The tape — also known as KT Tape and sports tape – is usually stuck over injury-prone or rehabilitating areas of the body, where it is supposed to provide support, stability and pain relief.
Python Performance's activewear integrate strips of sticky fabric that act in a similar way, pulling the skin and fascia away from the muscle in some areas, while compressing others.
Launched on Kickstarter today, the Contour Compression collection features tops and leggings. They are described by Python Performance CEO Oscar Ryndziewicz as "the closest one can get to actual tape", which usually needs to be applied by an expert.
The company claims to have had positive feedback from an extensive period of testing with athletes and sports scientists.
"What we have developed is not currently available elsewhere," Ryndziewicz told Dezeen. "From those who have already tried our clothing we hear that, comparative to training without our garments, they are able to warm up quicker and feel overall more supported."
"In fact, not a single person who has put on our Contour Compression clothing has felt anything other than positive benefits to their performance, warm-up and the feeling of support," he said.
Python Performance worked with sportswear designers – including a former Speedo and compression-wear designer – and exercise physiologists at the University of Birmingham to develop the garments.
While other companies have previously applied kinesiology principles to sportswear design, Python Performance's are distinguished by Lycra-backed strips of fabric that grip the skin as tape would, rather than sliding over it.
The strip placement and width has been developed to work on most body shapes.

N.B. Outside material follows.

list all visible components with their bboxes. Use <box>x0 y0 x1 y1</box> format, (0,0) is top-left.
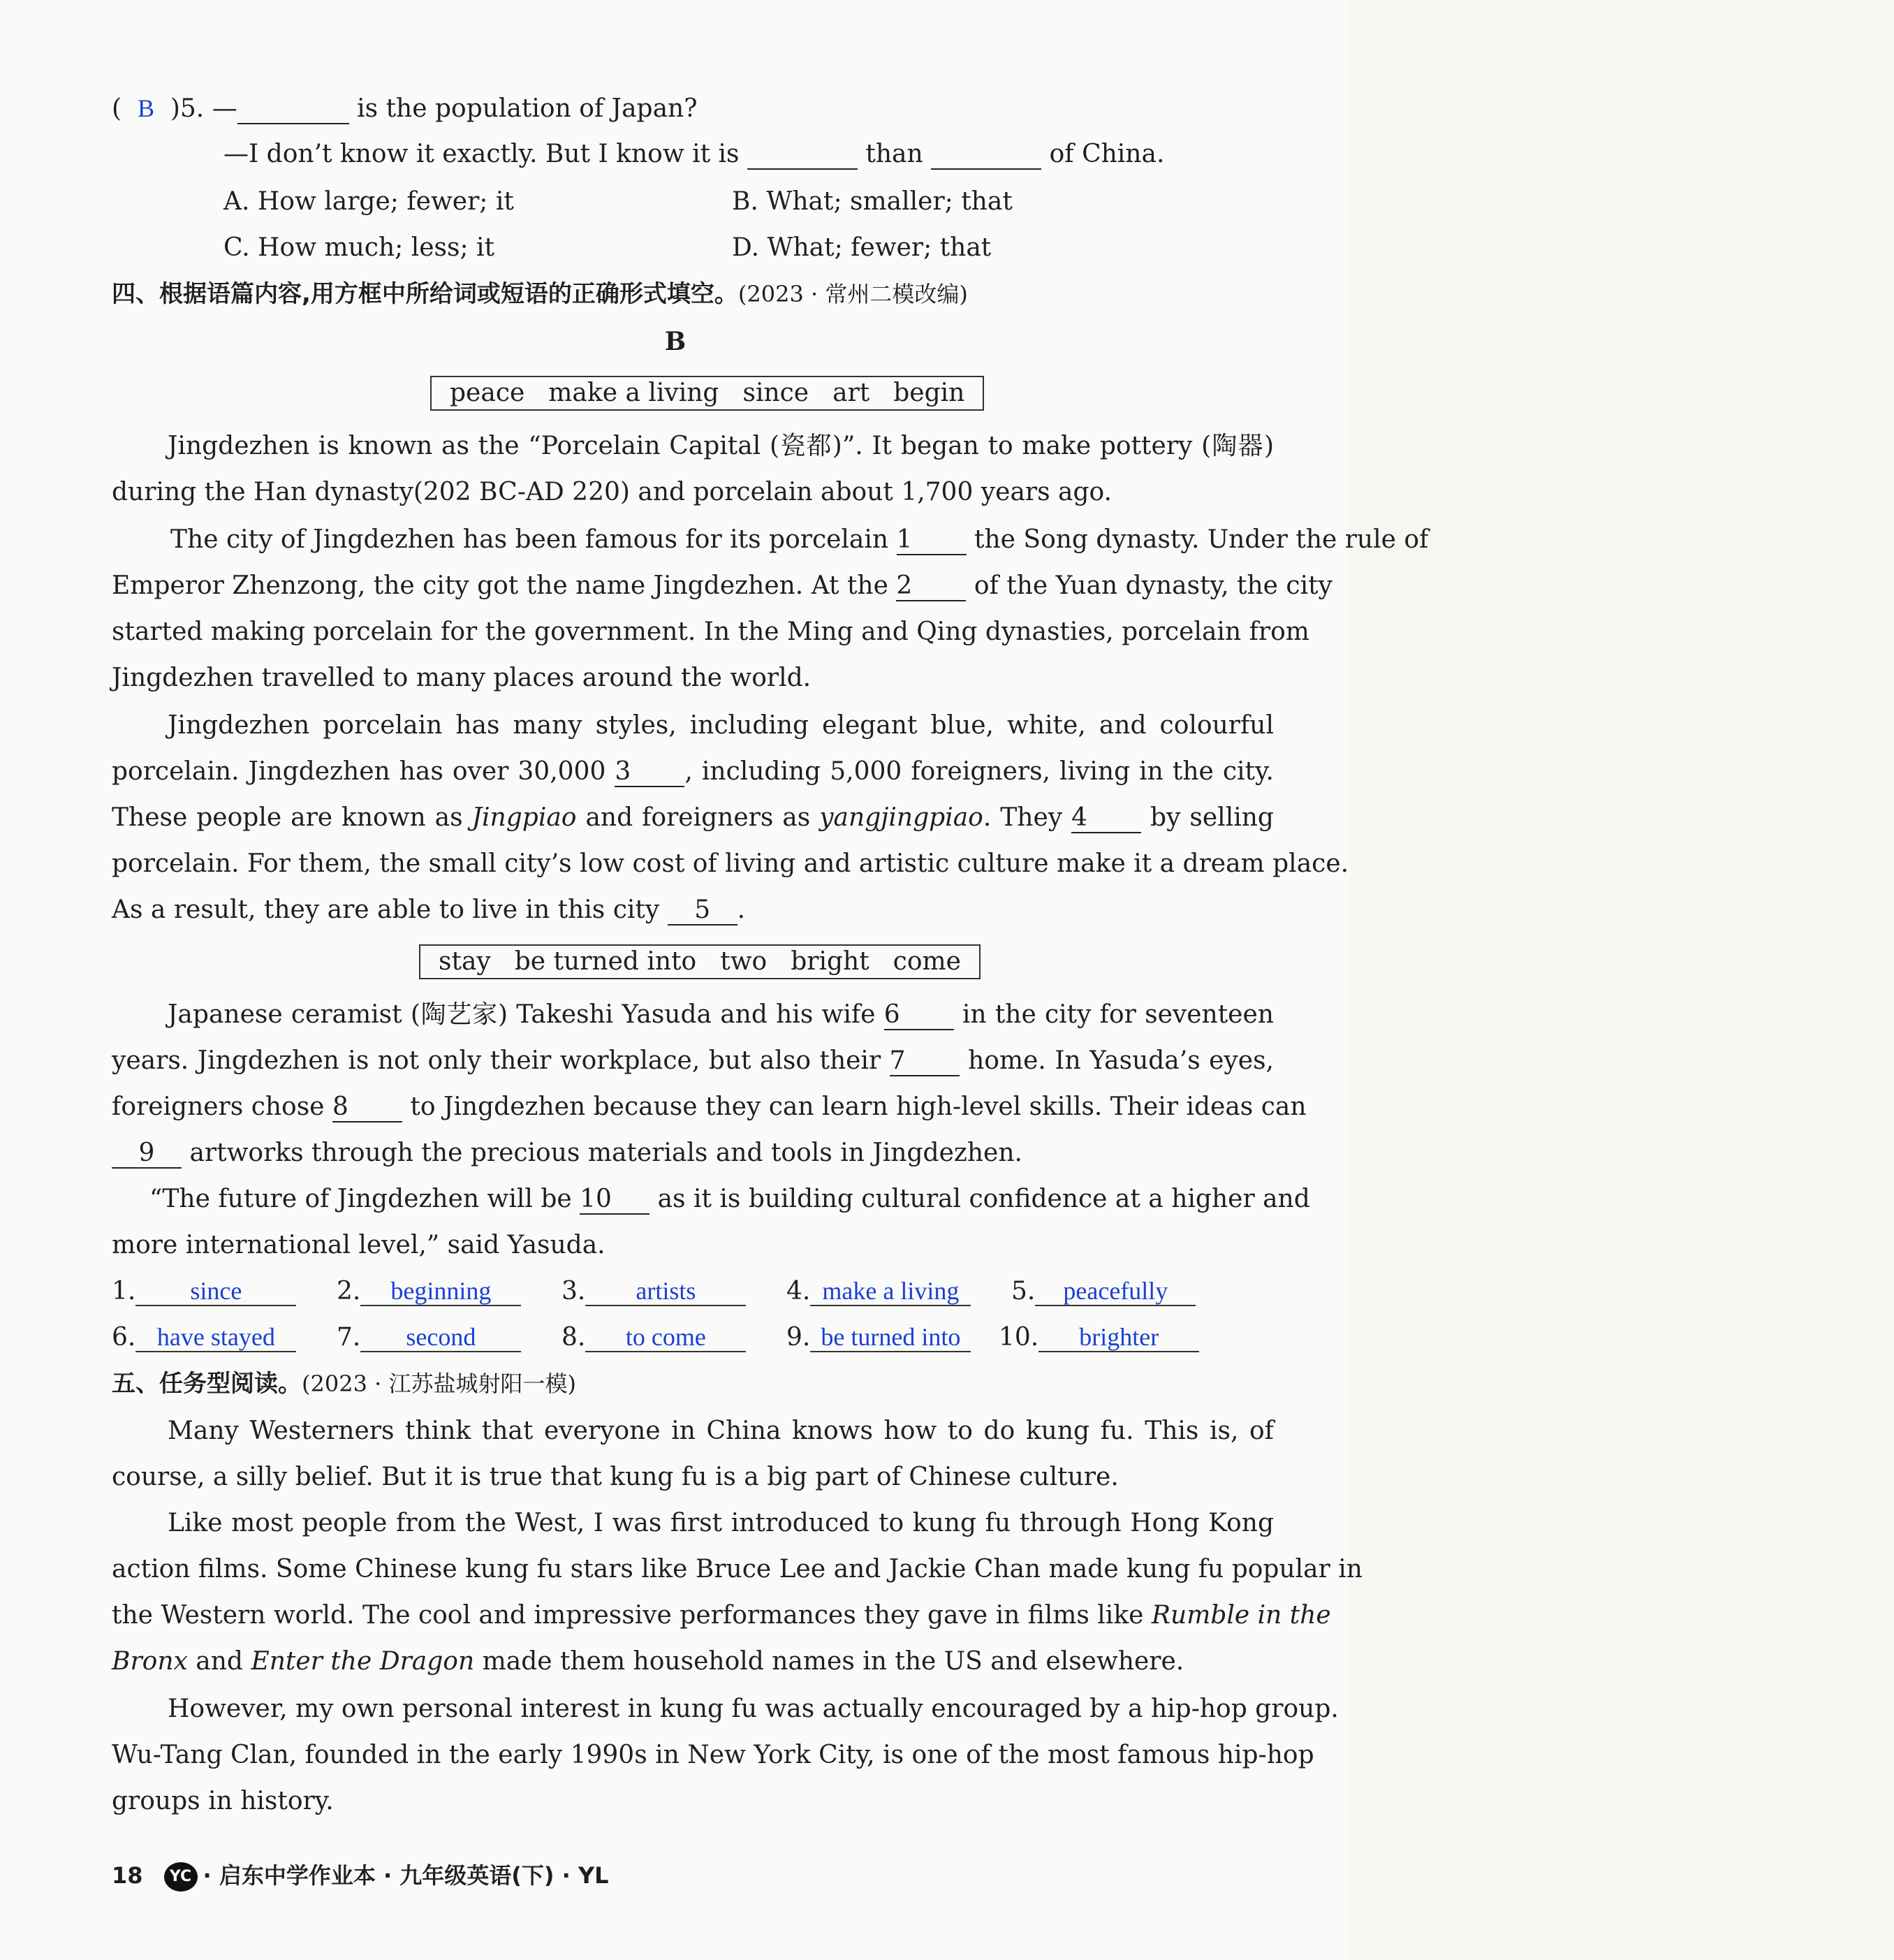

Ryndziewicz believes the garments are suited to both professional athletes who need to supplement their rehabilitation programmes and occasional exercisers who would otherwise be unlikely to use sports tape.
"Putting on kinesiology tape requires a real knowledge of anatomy and takes far longer than putting on compression wear," said Ryndziewicz. "Our garments mean wearers can be ready to go in no time."
Python Performance's garments represent one new innovation in the rapidly evolving field of activewear. While big brands like Nike and Adidas dominate the market, new ideas have also come from independent designers like Pauline van Dongen, who created experimental athletics apparel from the same material that contraceptives brand Skyn uses to make its condoms.
Meanwhile, experimental adventure brand Vollebak has created a jacket with ceramic panels that helps prevent injuries from steep falls.